Si vous êtes étudiant d’un établissement d’un enseignement supérieur privé (EESPri), votre carte d’identité ainsi que votre passeport porteront désormais, en guise de profession, « étudiant dans un établissement privé » à la place d’ « étudiant » tout court.
A part ces petits détails, portés sur vos documents officiels d’identité et qui vont vous accompagner durant la durée de vos études, à la fin de votre scolarité, pour être reconnus, votre diplôme n’est valable qu’après passage par la commission d’équivalence de la DESPE.
Du problème des équivalences
En effet, pour accéder à la fonction publique ou pour s’inscrire à l’Ordre des Ingénieurs Tunisiens par exemple, les porteurs d’un diplôme étranger ou d’un établissement d’enseignement supérieur privé tunisien (EESPri) doivent présenter à la DESRE une demande d’équivalence accompagnée de tout un dossier portant de nombreux justificatifs nécessaires.
Le dossier est examiné par la DESPE et les équivalences sont accordées par la commission sectorielle d’équivalence concernée par le diplôme. Ceux qui n’ont pas leur équivalence peuvent présenter un recours auprès de la commission nationale d’équivalence qui décide du devenir de la demande d’équivalence et fait des propositions à l’intéressé.

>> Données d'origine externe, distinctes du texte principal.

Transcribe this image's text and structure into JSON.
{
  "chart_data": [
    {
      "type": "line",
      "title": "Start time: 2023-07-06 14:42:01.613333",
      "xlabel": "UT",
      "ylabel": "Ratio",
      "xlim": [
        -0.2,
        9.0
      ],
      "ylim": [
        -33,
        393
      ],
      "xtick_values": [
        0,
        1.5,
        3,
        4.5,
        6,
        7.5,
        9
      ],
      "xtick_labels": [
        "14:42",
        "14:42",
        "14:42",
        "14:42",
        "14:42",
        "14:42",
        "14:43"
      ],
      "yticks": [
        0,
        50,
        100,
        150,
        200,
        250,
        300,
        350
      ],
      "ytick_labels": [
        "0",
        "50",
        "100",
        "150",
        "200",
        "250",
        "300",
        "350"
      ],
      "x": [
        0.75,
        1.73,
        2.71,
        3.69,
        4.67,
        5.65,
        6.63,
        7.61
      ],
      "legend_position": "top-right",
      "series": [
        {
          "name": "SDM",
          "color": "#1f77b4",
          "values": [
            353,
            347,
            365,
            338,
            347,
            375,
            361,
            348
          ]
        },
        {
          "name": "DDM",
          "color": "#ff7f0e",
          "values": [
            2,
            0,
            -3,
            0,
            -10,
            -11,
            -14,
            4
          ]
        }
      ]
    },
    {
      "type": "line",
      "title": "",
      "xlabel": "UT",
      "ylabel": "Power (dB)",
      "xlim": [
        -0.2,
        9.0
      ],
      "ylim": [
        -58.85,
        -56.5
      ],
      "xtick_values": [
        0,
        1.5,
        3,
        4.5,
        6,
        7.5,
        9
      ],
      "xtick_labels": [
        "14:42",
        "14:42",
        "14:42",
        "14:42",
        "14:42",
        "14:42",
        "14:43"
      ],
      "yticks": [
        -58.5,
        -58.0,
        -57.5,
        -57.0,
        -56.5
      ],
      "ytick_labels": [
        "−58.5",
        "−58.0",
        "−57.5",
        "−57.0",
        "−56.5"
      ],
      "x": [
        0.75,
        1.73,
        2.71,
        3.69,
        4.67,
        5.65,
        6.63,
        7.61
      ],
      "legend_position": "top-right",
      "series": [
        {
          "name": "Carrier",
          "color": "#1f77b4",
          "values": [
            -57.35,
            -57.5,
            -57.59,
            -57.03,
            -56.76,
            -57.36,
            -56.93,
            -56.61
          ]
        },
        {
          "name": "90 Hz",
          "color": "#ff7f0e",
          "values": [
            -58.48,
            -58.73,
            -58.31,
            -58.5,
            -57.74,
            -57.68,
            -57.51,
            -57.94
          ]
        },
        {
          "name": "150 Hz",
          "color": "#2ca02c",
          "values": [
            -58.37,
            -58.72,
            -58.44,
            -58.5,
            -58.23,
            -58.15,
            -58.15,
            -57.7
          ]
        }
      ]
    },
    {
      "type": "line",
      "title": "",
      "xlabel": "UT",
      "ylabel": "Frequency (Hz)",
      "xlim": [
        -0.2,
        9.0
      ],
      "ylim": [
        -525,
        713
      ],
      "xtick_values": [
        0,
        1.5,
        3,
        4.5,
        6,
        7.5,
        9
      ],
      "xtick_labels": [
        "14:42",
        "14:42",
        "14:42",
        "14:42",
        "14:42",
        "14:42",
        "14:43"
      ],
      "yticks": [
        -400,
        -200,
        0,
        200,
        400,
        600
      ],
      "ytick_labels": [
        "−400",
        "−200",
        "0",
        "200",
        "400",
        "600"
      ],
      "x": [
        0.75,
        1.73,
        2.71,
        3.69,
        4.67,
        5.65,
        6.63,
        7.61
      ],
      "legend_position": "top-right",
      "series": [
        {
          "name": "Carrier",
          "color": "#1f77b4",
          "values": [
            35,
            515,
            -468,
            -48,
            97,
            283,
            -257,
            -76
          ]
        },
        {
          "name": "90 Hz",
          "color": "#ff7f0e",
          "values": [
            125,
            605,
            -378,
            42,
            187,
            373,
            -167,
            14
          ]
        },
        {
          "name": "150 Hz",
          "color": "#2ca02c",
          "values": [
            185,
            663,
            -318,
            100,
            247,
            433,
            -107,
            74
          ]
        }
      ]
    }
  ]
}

Pour l’année universitaire 2017-2018, le nombre d’établissements privés était de 74 institutions qui ont permis en juin 2018 de délivrer 7 741 diplômes. Pour faire reconnaitre leurs diplômes, tout ce beau monde doit s’adresser à la DESPE pour demander l’équivalence du diplôme.
Ajoutez en plus quelques centaines de diplômés des pays étrangers et vous imaginez la masse colossale, de mobilisation, réunions, travail et énergie, consacrée à la DESPE rien que pour ce problème d’équivalence.
Une ségrégation injustifiée et ridicule
Au fait pourquoi cette discrimination entre étudiant du public et étudiant du privé ? Quel intérêt de spécifier sur des documents d’identité officiels qu’il s’agit d’un étudiant d’un établissement privé ? Ces derniers ne sont –ils pas des étudiants à part entière ? Sont-ils considérés par nos officiels, des étudiants de second choix ?
Pour quoi faire certifier l’attestation de présence émanant d’un EESPri par la DESPE ? Est-ce dire qu’il est plus facile de falsifier une attestation émanant d’un établissement privé que celle d’un établissement public ?
Enfin cette question d’équivalence, n’est-il pas temps d’abandonner ces pratiques anciennes d’autant d’une part que le MESRS est l’autorité de tutelle et de contrôle de tous les EESPri en activité dans le pays. Le MESRS publie chaque année dans le guide d’orientation, la liste de ces établissements reconnus et conformes à la réglementation en vigueur. Pourquoi alors exiger que les diplômés obtenus passent par les commissions d’équivalence ?
D’autre part, le MESRS accorde annuellement des bourses d’étude à plus d’une centaine d’étudiants, et en propose plusieurs offertes par les pays amis, pour poursuivre leurs études à l’étranger. Ces étudiants diplômés doivent également, à leur retour, présenter au MESRS un dossier d’équivalence des diplômes des établissements dans lesquels les étudiants boursiers ont été autorisés par ce même ministère à s’inscrire.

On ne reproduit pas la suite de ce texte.